Institute of Computing Technology, Chinese Academy of Sciences, Beijing, China.
Methods Mol Biol. 2022;2500:105-129. doi: 10.1007/978-1-0716-2325-1_9.
The remarkable advancement of top-down proteomics in the past decade is driven by the technological development in separation, mass spectrometry (MS) instrumentation, novel fragmentation, and bioinformatics. However, the accurate identification and quantification of proteoforms, all clearly-defined molecular forms of protein products from a single gene, remain a challenging computational task. This is in part due to the complicated mass spectra from intact proteoforms when compared to those from the digested peptides. Herein, pTop 2.0 is developed to fill in the gap between the large-scale complex top-down MS data and the shortage of high-accuracy bioinformatic tools. Compared with pTop 1.0, the first version, pTop 2.0 concentrates mainly on the identification of the proteoforms with unexpected modifications or a terminal truncation. The quantitation based on isotopic labeling is also a new function, which can be carried out by the convenient and user-friendly "one-key operation," integrated together with the qualitative identifications. The accuracy and running speed of pTop 2.0 is significantly improved on the test data sets. This chapter will introduce the main features, step-by-step running operations, and algorithmic developments of pTop 2.0 in order to push the identification and quantitation of intact proteoforms to a higher-accuracy level in top-down proteomics.

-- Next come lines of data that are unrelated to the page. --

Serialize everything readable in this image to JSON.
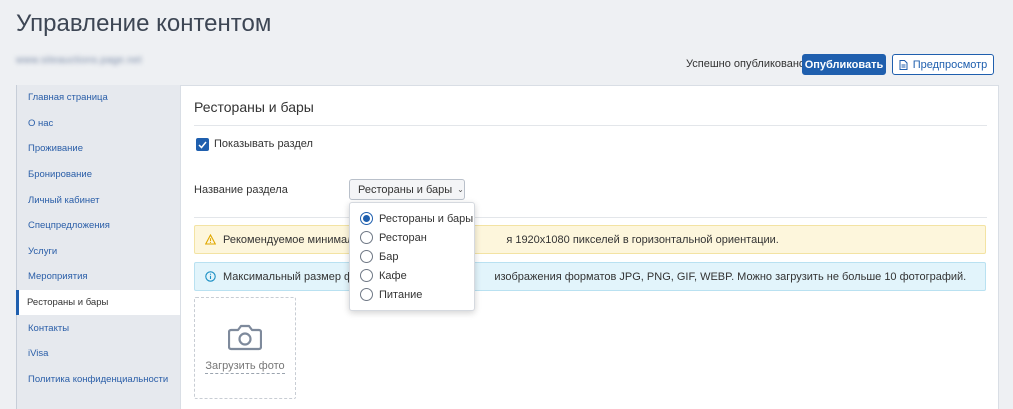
{
  "header": {
    "title": "Управление контентом",
    "site_url": "www.siteauctions.page.net",
    "status": "Успешно опубликовано",
    "publish_label": "Опубликовать",
    "preview_label": "Предпросмотр"
  },
  "sidebar": {
    "items": [
      {
        "label": "Главная страница",
        "active": false
      },
      {
        "label": "О нас",
        "active": false
      },
      {
        "label": "Проживание",
        "active": false
      },
      {
        "label": "Бронирование",
        "active": false
      },
      {
        "label": "Личный кабинет",
        "active": false
      },
      {
        "label": "Спецпредложения",
        "active": false
      },
      {
        "label": "Услуги",
        "active": false
      },
      {
        "label": "Мероприятия",
        "active": false
      },
      {
        "label": "Рестораны и бары",
        "active": true
      },
      {
        "label": "Контакты",
        "active": false
      },
      {
        "label": "iVisa",
        "active": false
      },
      {
        "label": "Политика конфиденциальности",
        "active": false
      }
    ]
  },
  "main": {
    "section_title": "Рестораны и бары",
    "show_section_label": "Показывать раздел",
    "show_section_checked": true,
    "section_name_label": "Название раздела",
    "section_name_value": "Рестораны и бары",
    "alerts": {
      "warning_visible": "Рекомендуемое минималь",
      "warning_visible_tail": "я 1920x1080 пикселей в горизонтальной ориентации.",
      "info_visible": "Максимальный размер фай",
      "info_visible_tail": "изображения форматов JPG, PNG, GIF, WEBP. Можно загрузить не больше 10 фотографий."
    },
    "upload_label": "Загрузить фото"
  },
  "dropdown": {
    "options": [
      {
        "label": "Рестораны и бары",
        "selected": true
      },
      {
        "label": "Ресторан",
        "selected": false
      },
      {
        "label": "Бар",
        "selected": false
      },
      {
        "label": "Кафе",
        "selected": false
      },
      {
        "label": "Питание",
        "selected": false
      }
    ]
  },
  "colors": {
    "accent": "#1f5fae",
    "warning_bg": "#fdf6dc",
    "info_bg": "#e2f4fb"
  }
}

在过去的十年中,自上而下的蛋白质组学取得了显著的进展,这得益于分离、质谱(MS)仪器、新型碎片化和生物信息学的技术发展。然而,准确识别和定量蛋白质形式(所有明确的蛋白质产物的分子形式来自单个基因)仍然是一项具有挑战性的计算任务。部分原因是与来自消化肽的质谱相比,完整蛋白质形式的质谱更为复杂。本文开发了 pTop 2.0,以填补大规模复杂自上而下 MS 数据与缺乏高精度生物信息学工具之间的空白。与第一代 pTop 1.0 相比,第二代 pTop 2.0 主要专注于鉴定具有意外修饰或末端截断的蛋白质形式。基于同位素标记的定量也是一个新功能,可通过方便易用的“一键操作”进行,与定性鉴定集成在一起。pTop 2.0 在测试数据集上的准确性和运行速度都有了显著提高。本章将介绍 pTop 2.0 的主要功能、逐步运行操作和算法发展,以推动自上而下的蛋白质组学中完整蛋白质形式的鉴定和定量达到更高的精度水平。